Boaz in the field is invited to see, to act, to honor, and so to be a difference maker in Ruth’s life.  Just as I saw last week, the thing that isn’t good enough, this is how God starts to make more of it, through Boaz responding to God’s invitation to see and act.

We can think that if God shows up in our lives, it’ll mean quitting our job, becoming some kind of other-worldly heroic person. But as we’ve seen today, God’s invitations to us most often come in the context of the people and things we already know.

How will we do our jobs? How will we use our skills and talents? What will we do with our money? How will we respond to that unexpected need we see in our colleague or relative or that person who lives two floors up from us?

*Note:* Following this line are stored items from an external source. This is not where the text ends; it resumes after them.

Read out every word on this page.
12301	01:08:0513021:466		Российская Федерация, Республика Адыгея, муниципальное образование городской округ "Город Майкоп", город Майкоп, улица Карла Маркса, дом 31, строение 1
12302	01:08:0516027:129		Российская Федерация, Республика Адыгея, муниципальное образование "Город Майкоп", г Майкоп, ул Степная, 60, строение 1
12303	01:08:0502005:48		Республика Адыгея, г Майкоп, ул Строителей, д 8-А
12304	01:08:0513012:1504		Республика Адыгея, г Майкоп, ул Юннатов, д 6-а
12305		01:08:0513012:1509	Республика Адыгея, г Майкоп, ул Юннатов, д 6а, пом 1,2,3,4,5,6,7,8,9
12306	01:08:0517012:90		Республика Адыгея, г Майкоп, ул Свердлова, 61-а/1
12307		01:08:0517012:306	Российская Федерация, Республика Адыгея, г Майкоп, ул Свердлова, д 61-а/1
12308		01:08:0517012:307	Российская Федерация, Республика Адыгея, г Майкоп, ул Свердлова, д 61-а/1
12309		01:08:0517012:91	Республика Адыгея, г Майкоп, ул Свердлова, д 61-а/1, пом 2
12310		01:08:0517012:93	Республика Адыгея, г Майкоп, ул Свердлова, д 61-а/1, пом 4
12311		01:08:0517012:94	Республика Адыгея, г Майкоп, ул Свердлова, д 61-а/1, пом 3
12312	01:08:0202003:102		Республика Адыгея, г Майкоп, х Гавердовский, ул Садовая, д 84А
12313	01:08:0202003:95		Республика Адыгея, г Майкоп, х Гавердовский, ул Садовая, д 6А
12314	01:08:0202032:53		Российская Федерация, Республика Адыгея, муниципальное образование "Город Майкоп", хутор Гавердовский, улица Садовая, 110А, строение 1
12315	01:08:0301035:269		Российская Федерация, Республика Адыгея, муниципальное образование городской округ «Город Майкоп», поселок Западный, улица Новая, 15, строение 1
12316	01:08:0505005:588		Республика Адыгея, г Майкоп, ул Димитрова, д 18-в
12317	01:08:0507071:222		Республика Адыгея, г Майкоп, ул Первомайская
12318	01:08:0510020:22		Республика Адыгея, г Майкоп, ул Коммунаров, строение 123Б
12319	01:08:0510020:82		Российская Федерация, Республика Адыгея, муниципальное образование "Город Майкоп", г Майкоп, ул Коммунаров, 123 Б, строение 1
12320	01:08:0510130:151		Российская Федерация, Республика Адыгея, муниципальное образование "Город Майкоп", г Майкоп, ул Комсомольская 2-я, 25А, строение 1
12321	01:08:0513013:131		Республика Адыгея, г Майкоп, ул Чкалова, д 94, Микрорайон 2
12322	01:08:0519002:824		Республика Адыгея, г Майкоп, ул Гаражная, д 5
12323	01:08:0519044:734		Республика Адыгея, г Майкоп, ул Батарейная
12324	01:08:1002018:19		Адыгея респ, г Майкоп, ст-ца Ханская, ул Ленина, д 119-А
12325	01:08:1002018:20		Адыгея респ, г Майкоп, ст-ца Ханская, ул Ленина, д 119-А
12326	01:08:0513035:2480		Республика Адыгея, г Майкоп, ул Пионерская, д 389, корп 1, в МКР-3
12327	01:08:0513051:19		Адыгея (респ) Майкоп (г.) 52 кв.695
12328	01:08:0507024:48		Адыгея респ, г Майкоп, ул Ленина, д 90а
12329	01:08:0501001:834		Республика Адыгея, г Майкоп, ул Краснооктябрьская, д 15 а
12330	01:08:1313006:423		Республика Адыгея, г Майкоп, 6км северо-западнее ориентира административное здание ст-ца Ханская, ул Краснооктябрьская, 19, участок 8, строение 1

  1. To know is to care is to lovepour into this knowledge flow.

This is what knowledge really means. It’s to care and to love. By pouring into this kind of knowledge, we know not just with our minds, but our hearts and our actions.

But this is hard, so we need to:

  1. Confess and disrupt your inner stoic and cynic – wherever you lack care or courage.

The natural flow of life is that we’ll return to stoicism and cynicism. We’ll go back to not caring, not trying.  Disrupt that cycle – through confession, prayer, and action.

  1. Take one risk each day to live with greater purpose and passion.

Just once, each day, do something that makes you an inspiration, or that fill you with inspiration.  This is how we were meant to live.  This is what God is inviting us to.